La camériste l’arrêta comme elle mettait le pied à l’étrier, et lui parla bas à l’oreille.

– Eh qu’importe ! reprit sa maîtresse avec impatience.

Et elle sauta sur la selle. La camériste fit encore un pas, mais Mme de Châteaufort lui ferma la bouche d’un regard, et lâcha les rênes d’Adonis, qui partit au galop. Un instant après, les fanfares sonnèrent et la chasse se perdit sous la feuillée. La camériste, restée sur le perron, regarda tour à tour la lettre timbrée d’un cachet de cire noire, et Belle-Rose qui chevauchait à côté de Mme de Châteaufort.

– Oui, murmura-t-elle, il est beau, jeune, charmant ; mais le capitaine est à Paris ; qu’elle y prenne garde ! Quand il menace, c’est un lion.

Le cerf se fit battre jusqu’au soir.

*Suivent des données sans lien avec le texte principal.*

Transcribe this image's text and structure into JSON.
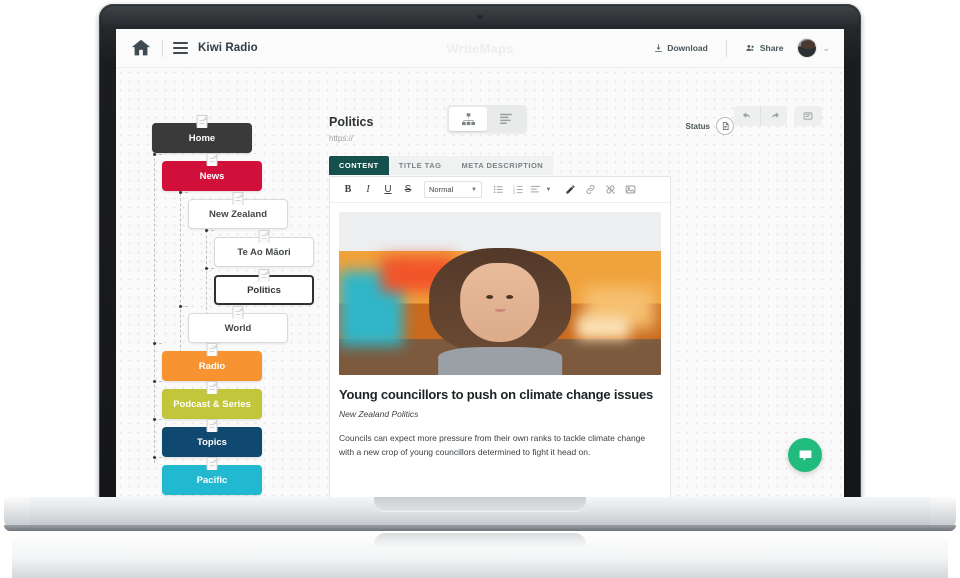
{
  "header": {
    "home_icon": "home-icon",
    "menu_icon": "hamburger-menu-icon",
    "project_name": "Kiwi Radio",
    "app_title": "WriteMaps",
    "download_label": "Download",
    "share_label": "Share",
    "download_icon": "download-icon",
    "share_icon": "share-users-icon",
    "avatar": "user-avatar",
    "chevron": "⌄"
  },
  "toolbar": {
    "views": [
      {
        "name": "sitemap-view",
        "icon": "sitemap-tree-icon",
        "active": true
      },
      {
        "name": "list-view",
        "icon": "list-view-icon",
        "active": false
      }
    ],
    "undo_icon": "undo-arrow-icon",
    "redo_icon": "redo-arrow-icon",
    "comment_icon": "comment-note-icon"
  },
  "sitemap": {
    "nodes": [
      {
        "label": "Home",
        "color": "dark",
        "level": 0
      },
      {
        "label": "News",
        "color": "red",
        "level": 1
      },
      {
        "label": "New Zealand",
        "color": "white",
        "level": 2
      },
      {
        "label": "Te Ao Māori",
        "color": "white",
        "level": 3
      },
      {
        "label": "Politics",
        "color": "white",
        "level": 3,
        "selected": true
      },
      {
        "label": "World",
        "color": "white",
        "level": 2
      },
      {
        "label": "Radio",
        "color": "orange",
        "level": 1
      },
      {
        "label": "Podcast & Series",
        "color": "olive",
        "level": 1
      },
      {
        "label": "Topics",
        "color": "navy",
        "level": 1
      },
      {
        "label": "Pacific",
        "color": "cyan",
        "level": 1
      }
    ],
    "node_icon": "page-document-icon"
  },
  "detail": {
    "page_title": "Politics",
    "page_url": "https://",
    "status_label": "Status",
    "status_icon": "page-status-icon",
    "tabs": [
      {
        "label": "CONTENT",
        "active": true
      },
      {
        "label": "TITLE TAG",
        "active": false
      },
      {
        "label": "META DESCRIPTION",
        "active": false
      }
    ]
  },
  "editor": {
    "tools": [
      {
        "name": "bold-button",
        "glyph": "B"
      },
      {
        "name": "italic-button",
        "glyph": "I"
      },
      {
        "name": "underline-button",
        "glyph": "U"
      },
      {
        "name": "strikethrough-button",
        "glyph": "S"
      }
    ],
    "format_value": "Normal",
    "bullet_list_icon": "bullet-list-icon",
    "numbered_list_icon": "numbered-list-icon",
    "align_icon": "text-align-icon",
    "pen_icon": "pen-highlight-icon",
    "link_icon": "link-icon",
    "unlink_icon": "unlink-icon",
    "image_icon": "insert-image-icon",
    "content": {
      "image_alt": "young-woman-portrait-photo",
      "headline": "Young councillors to push on climate change issues",
      "byline": "New Zealand Politics",
      "paragraph": "Councils can expect more pressure from their own ranks to tackle climate change with a new crop of young councillors determined to fight it head on."
    }
  },
  "chat": {
    "icon": "chat-bubble-icon",
    "color": "#22bb7e"
  },
  "colors": {
    "accent_red": "#d0103a",
    "tab_active": "#16504d",
    "orange": "#f79431",
    "olive": "#c2c63a",
    "navy": "#10496f",
    "cyan": "#22b8cf",
    "dark": "#3a3a3a"
  }
}
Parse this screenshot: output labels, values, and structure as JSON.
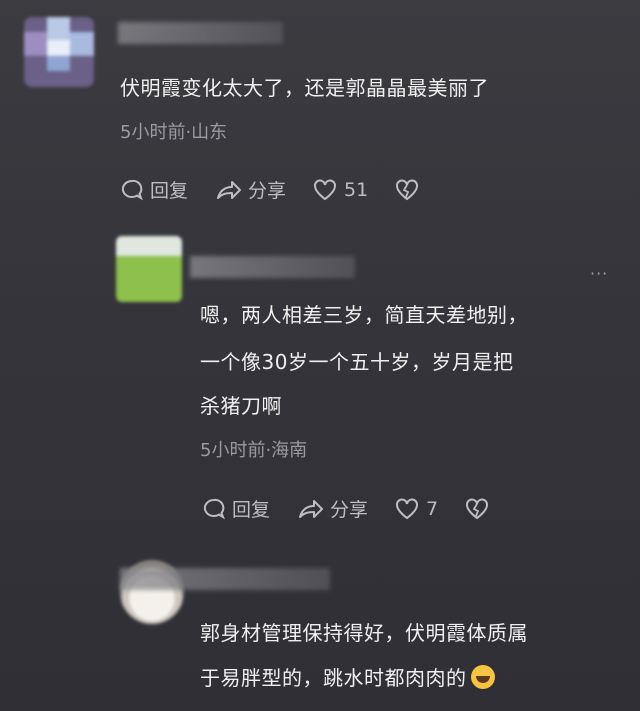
{
  "comments": [
    {
      "text": "伏明霞变化太大了，还是郭晶晶最美丽了",
      "meta": "5小时前·山东",
      "reply_label": "回复",
      "share_label": "分享",
      "likes": "51"
    },
    {
      "lines": [
        "嗯，两人相差三岁，简直天差地别，",
        "一个像30岁一个五十岁，岁月是把",
        "杀猪刀啊"
      ],
      "meta": "5小时前·海南",
      "reply_label": "回复",
      "share_label": "分享",
      "likes": "7",
      "more": "···"
    },
    {
      "lines": [
        "郭身材管理保持得好，伏明霞体质属",
        "于易胖型的，跳水时都肉肉的"
      ],
      "emoji": "grinning-tears-emoji"
    }
  ]
}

Mme de Châteaufort rentra, lasse de galoper, mais la joue enflammée et le regard brillant. La camériste lui présenta la lettre et murmura tout bas un nom. La duchesse lui imposa silence d’un geste à la première syllabe et jeta la lettre sur sa toilette ; puis, après avoir quitté son habit de cheval, elle la congédia. La nuit était sereine, et l’étoile de Vénus montait à l’horizon. Mais le lendemain, tandis que les femmes de la duchesse apprêtaient ses vêtements, la main distraite de Geneviève ramassa sur sa toilette la lettre dédaignée et l’ouvrit. Aux premiers mots, elle pâlit ; à la dernière ligne, elle poussa un cri et se dressa.

– Une voiture et des chevaux ! s’écria-t-elle.

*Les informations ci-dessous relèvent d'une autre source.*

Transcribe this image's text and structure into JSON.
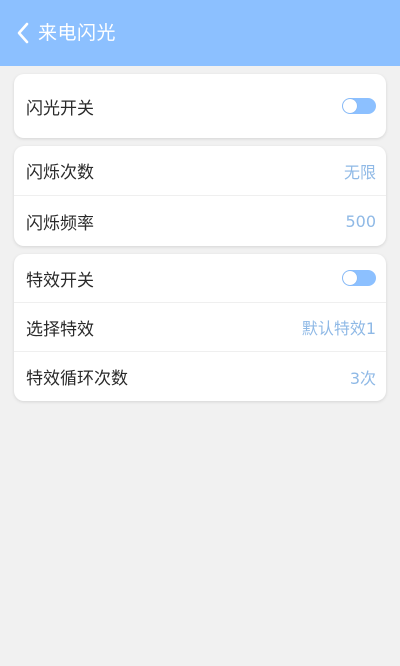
{
  "header": {
    "title": "来电闪光",
    "color": "#8cc0ff"
  },
  "flash_switch_card": {
    "label": "闪光开关",
    "toggle": "on"
  },
  "flash_settings_card": {
    "rows": [
      {
        "label": "闪烁次数",
        "value": "无限"
      },
      {
        "label": "闪烁频率",
        "value": "500"
      }
    ]
  },
  "effect_card": {
    "switch_label": "特效开关",
    "switch_state": "on",
    "rows": [
      {
        "label": "选择特效",
        "value": "默认特效1"
      },
      {
        "label": "特效循环次数",
        "value": "3次"
      }
    ]
  },
  "colors": {
    "accent": "#8cc0ff",
    "value_text": "#8fb9e6",
    "background": "#f1f1f1"
  },
  "icons": {
    "back": "chevron-left-icon",
    "toggle": "toggle-switch"
  }
}
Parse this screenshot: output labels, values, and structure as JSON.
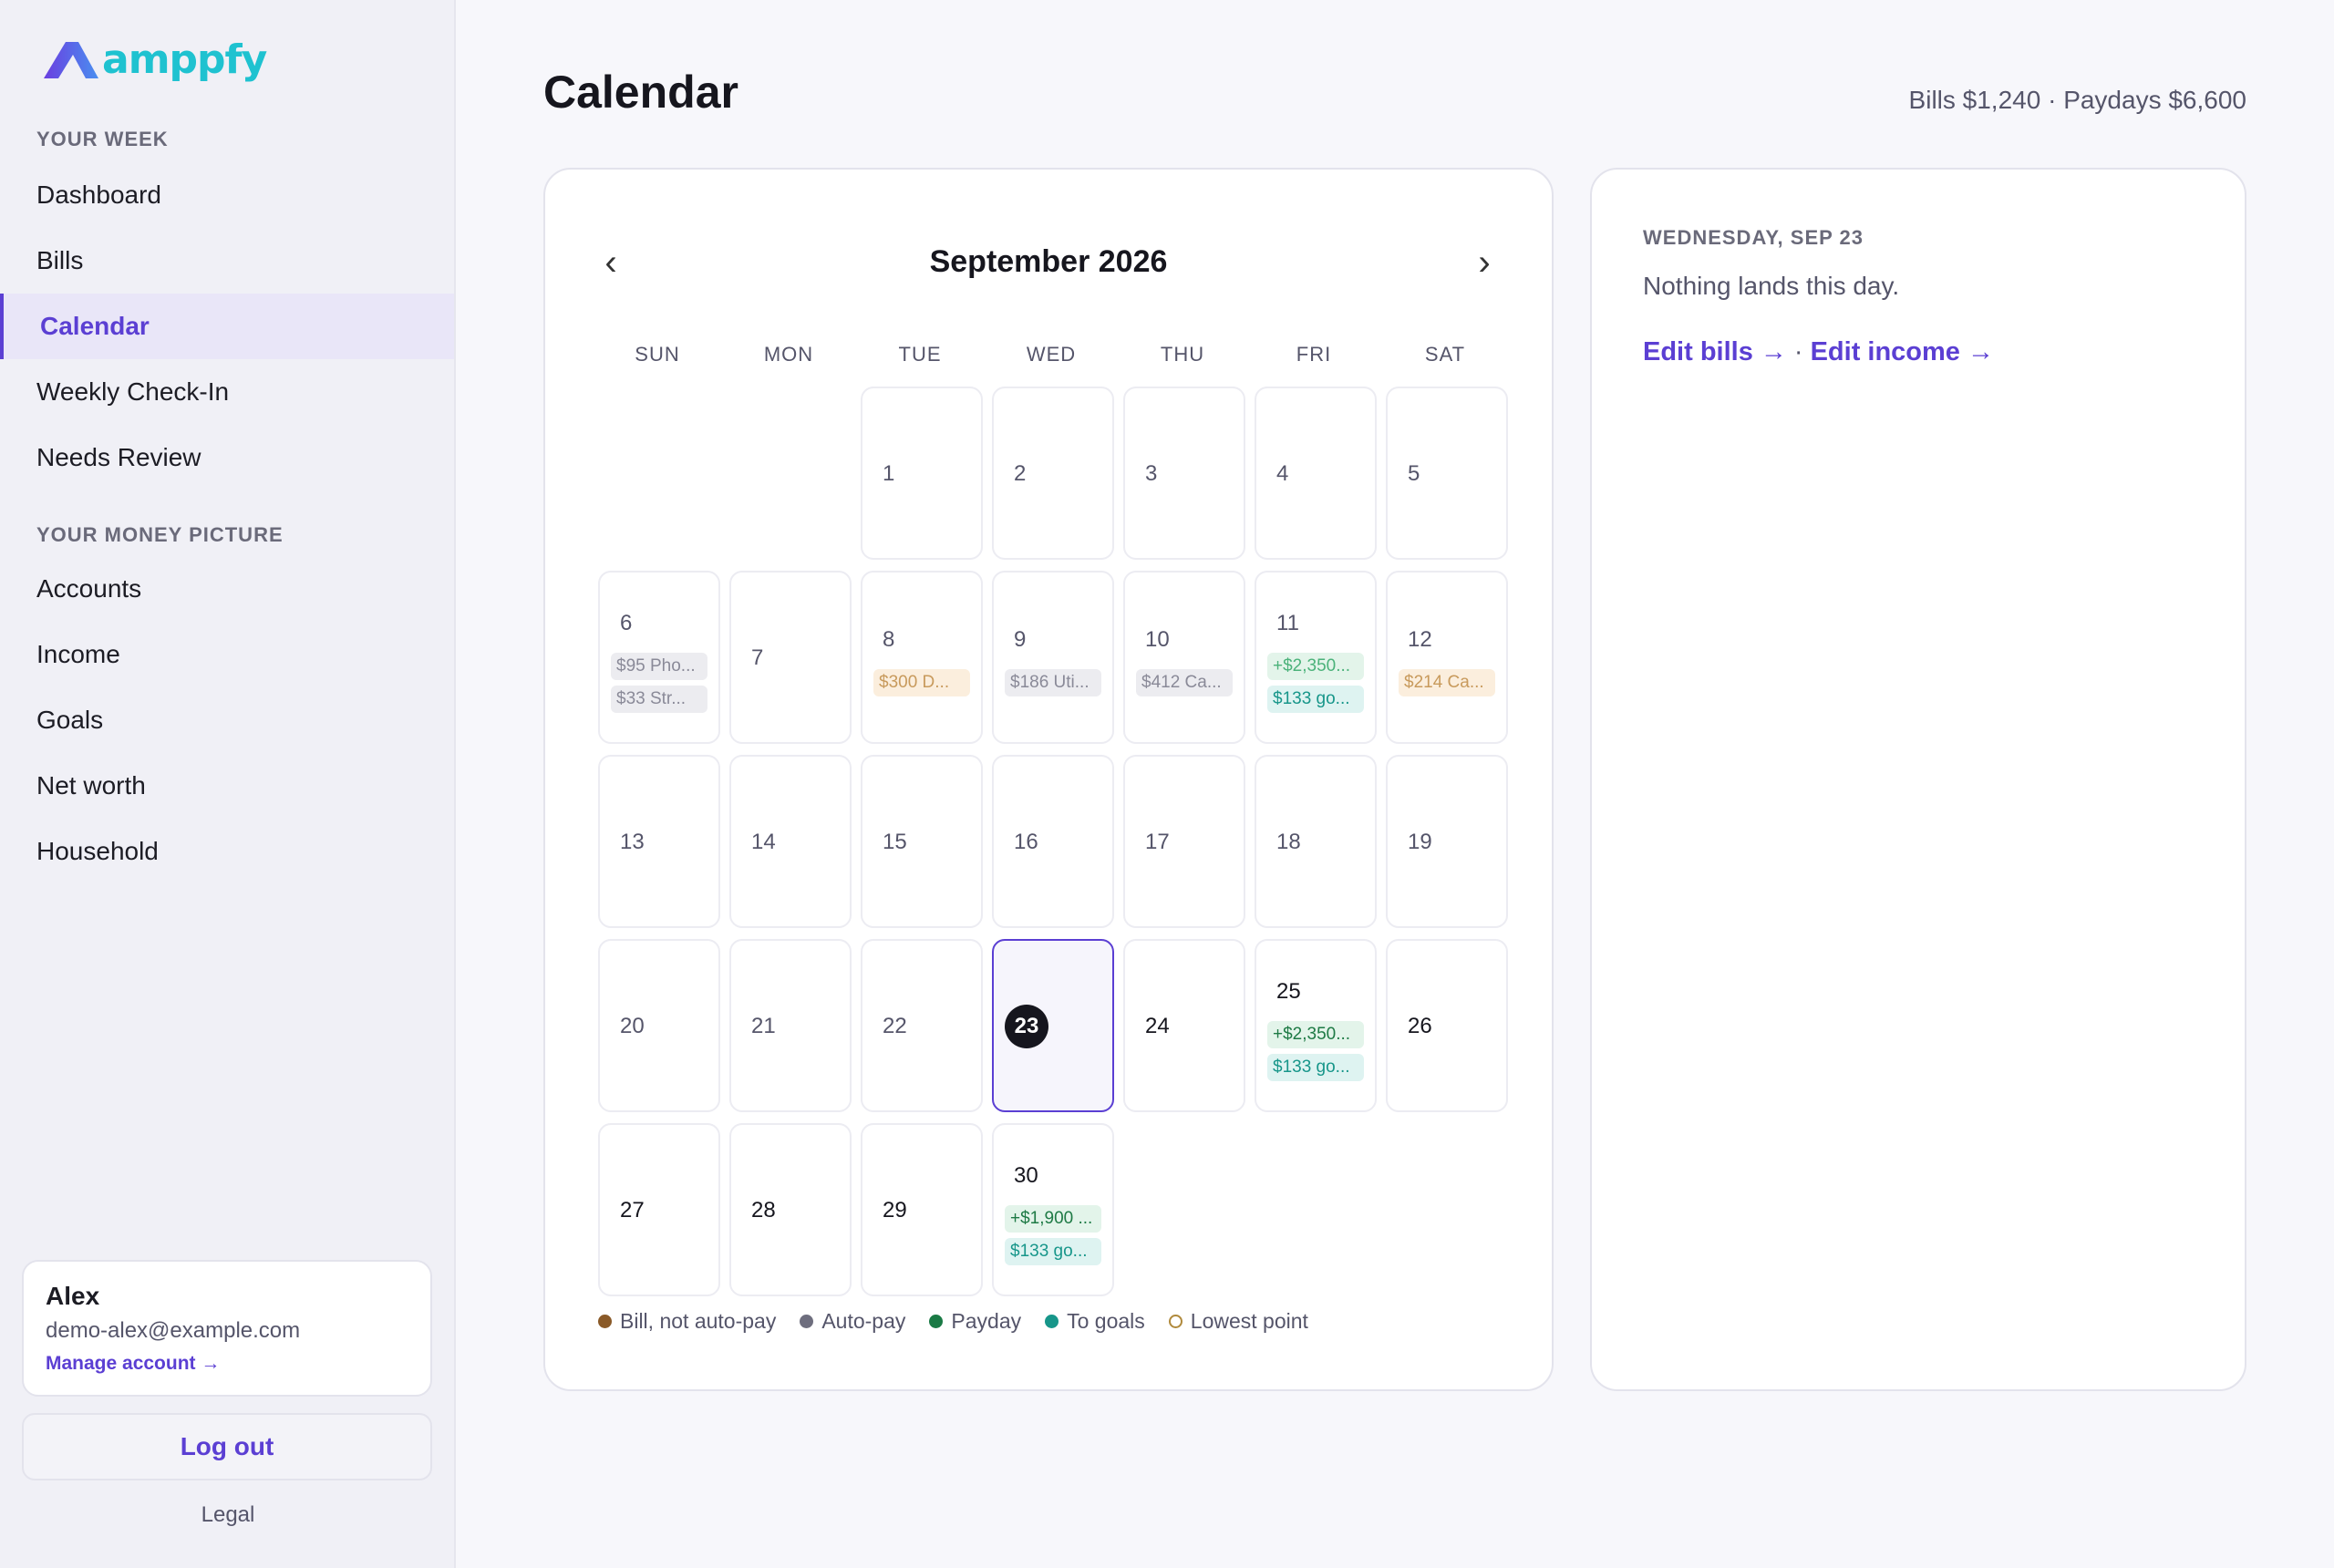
{
  "brand": {
    "name": "amppfy"
  },
  "page": {
    "title": "Calendar",
    "summary": "Bills $1,240 · Paydays $6,600"
  },
  "sidebar": {
    "sections": [
      {
        "label": "YOUR WEEK",
        "items": [
          "Dashboard",
          "Bills",
          "Calendar",
          "Weekly Check-In",
          "Needs Review"
        ]
      },
      {
        "label": "YOUR MONEY PICTURE",
        "items": [
          "Accounts",
          "Income",
          "Goals",
          "Net worth",
          "Household"
        ]
      }
    ],
    "active": "Calendar"
  },
  "account": {
    "name": "Alex",
    "email": "demo-alex@example.com",
    "manage": "Manage account →"
  },
  "logout": "Log out",
  "legal": "Legal",
  "calendar": {
    "month": "September 2026",
    "prev": "‹",
    "next": "›",
    "weekdays": [
      "SUN",
      "MON",
      "TUE",
      "WED",
      "THU",
      "FRI",
      "SAT"
    ],
    "leading_blanks": 2,
    "today": 23,
    "dark_from": 24,
    "days": [
      {
        "n": 1
      },
      {
        "n": 2
      },
      {
        "n": 3
      },
      {
        "n": 4
      },
      {
        "n": 5
      },
      {
        "n": 6,
        "chips": [
          {
            "t": "auto",
            "label": "$95 Pho..."
          },
          {
            "t": "auto",
            "label": "$33 Str..."
          }
        ]
      },
      {
        "n": 7
      },
      {
        "n": 8,
        "chips": [
          {
            "t": "bill",
            "label": "$300 D..."
          }
        ]
      },
      {
        "n": 9,
        "chips": [
          {
            "t": "auto",
            "label": "$186 Uti..."
          }
        ]
      },
      {
        "n": 10,
        "chips": [
          {
            "t": "auto",
            "label": "$412 Ca..."
          }
        ]
      },
      {
        "n": 11,
        "chips": [
          {
            "t": "payday",
            "label": "+$2,350..."
          },
          {
            "t": "goals",
            "label": "$133 go..."
          }
        ]
      },
      {
        "n": 12,
        "chips": [
          {
            "t": "bill",
            "label": "$214 Ca..."
          }
        ]
      },
      {
        "n": 13
      },
      {
        "n": 14
      },
      {
        "n": 15
      },
      {
        "n": 16
      },
      {
        "n": 17
      },
      {
        "n": 18
      },
      {
        "n": 19
      },
      {
        "n": 20
      },
      {
        "n": 21
      },
      {
        "n": 22
      },
      {
        "n": 23
      },
      {
        "n": 24
      },
      {
        "n": 25,
        "chips": [
          {
            "t": "payday",
            "label": "+$2,350..."
          },
          {
            "t": "goals",
            "label": "$133 go..."
          }
        ]
      },
      {
        "n": 26
      },
      {
        "n": 27
      },
      {
        "n": 28
      },
      {
        "n": 29
      },
      {
        "n": 30,
        "chips": [
          {
            "t": "payday",
            "label": "+$1,900 ..."
          },
          {
            "t": "goals",
            "label": "$133 go..."
          }
        ]
      }
    ],
    "legend": [
      {
        "label": "Bill, not auto-pay",
        "color": "#8a5a28",
        "hollow": false
      },
      {
        "label": "Auto-pay",
        "color": "#6e6e7e",
        "hollow": false
      },
      {
        "label": "Payday",
        "color": "#1a7a45",
        "hollow": false
      },
      {
        "label": "To goals",
        "color": "#17968a",
        "hollow": false
      },
      {
        "label": "Lowest point",
        "color": "#b08a3c",
        "hollow": true
      }
    ]
  },
  "detail": {
    "date": "WEDNESDAY, SEP 23",
    "message": "Nothing lands this day.",
    "edit_bills": "Edit bills →",
    "separator": "·",
    "edit_income": "Edit income →"
  }
}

Ses caméristes étonnées ne remuaient pas.

– M’entendez-vous ? reprit-elle. Des chevaux ! à l’instant ! mais courez donc !

Une suivante, terrifiée par le regard de Mme de Châteaufort, se précipita dehors.

– Où donc est Camille ? Qu’elle vienne, continua-t-elle, tout en tordant sur sa tête ses longs cheveux épars.

Camille entra. Du premier regard la camériste intime comprit que sa maîtresse venait de recevoir quelque terrible nouvelle ; la lettre froissée était dans sa main.

– Depuis quand, dites, avez-vous reçu cette lettre ? s’écria Mme de Châteaufort.

Camille montra d’un coup d’œil la porte aux suivantes de la duchesse ; toutes sortirent.

– Hier, madame, répondit-elle, hier matin.

– Et c’est aujourd’hui seulement que je l’ai !

– Je vous l’ai présentée deux fois, et deux fois vous m’avez repoussée.

– Ne pouvais-tu pas me contraindre à l’ouvrir ?

– Eh ! madame ! il était là ! s’écria Camille en montrant avec un geste d’une éloquence inexprimable Belle-Rose qui passait dans le jardin.

– Tu ne sais pas, reprit Mme de Châteaufort d’une voix étouffée et la main appuyée sur le bras de Camille, tu ne sais pas : cette lettre est de lui ; elle est datée d’hier ; hier il a dû m’attendre, et il a juré par le nom de sa mère que s’il ne me voyait pas, il viendrait jusqu’ici. Il ne m’a pas vue, Camille !

Camille secoua la tête.

– Alors il viendra, madame, et s’il vient, s’il vient, vous êtes perdue ! monsieur le duc…

– Eh ! que m’importe monsieur le duc, mon mari ! c’est de Belle-Rose qu’il s’agit, Belle-Rose ne m’aimerait plus !

Camille regarda sa maîtresse ; à ce cri, à l’expression de ce visage blanc où flamboyaient deux yeux pleins d’éclairs, il n’y avait pas à se méprendre : un amour sans bornes, indomptable, impérieux, était entré dans le cœur de Mme de Châteaufort.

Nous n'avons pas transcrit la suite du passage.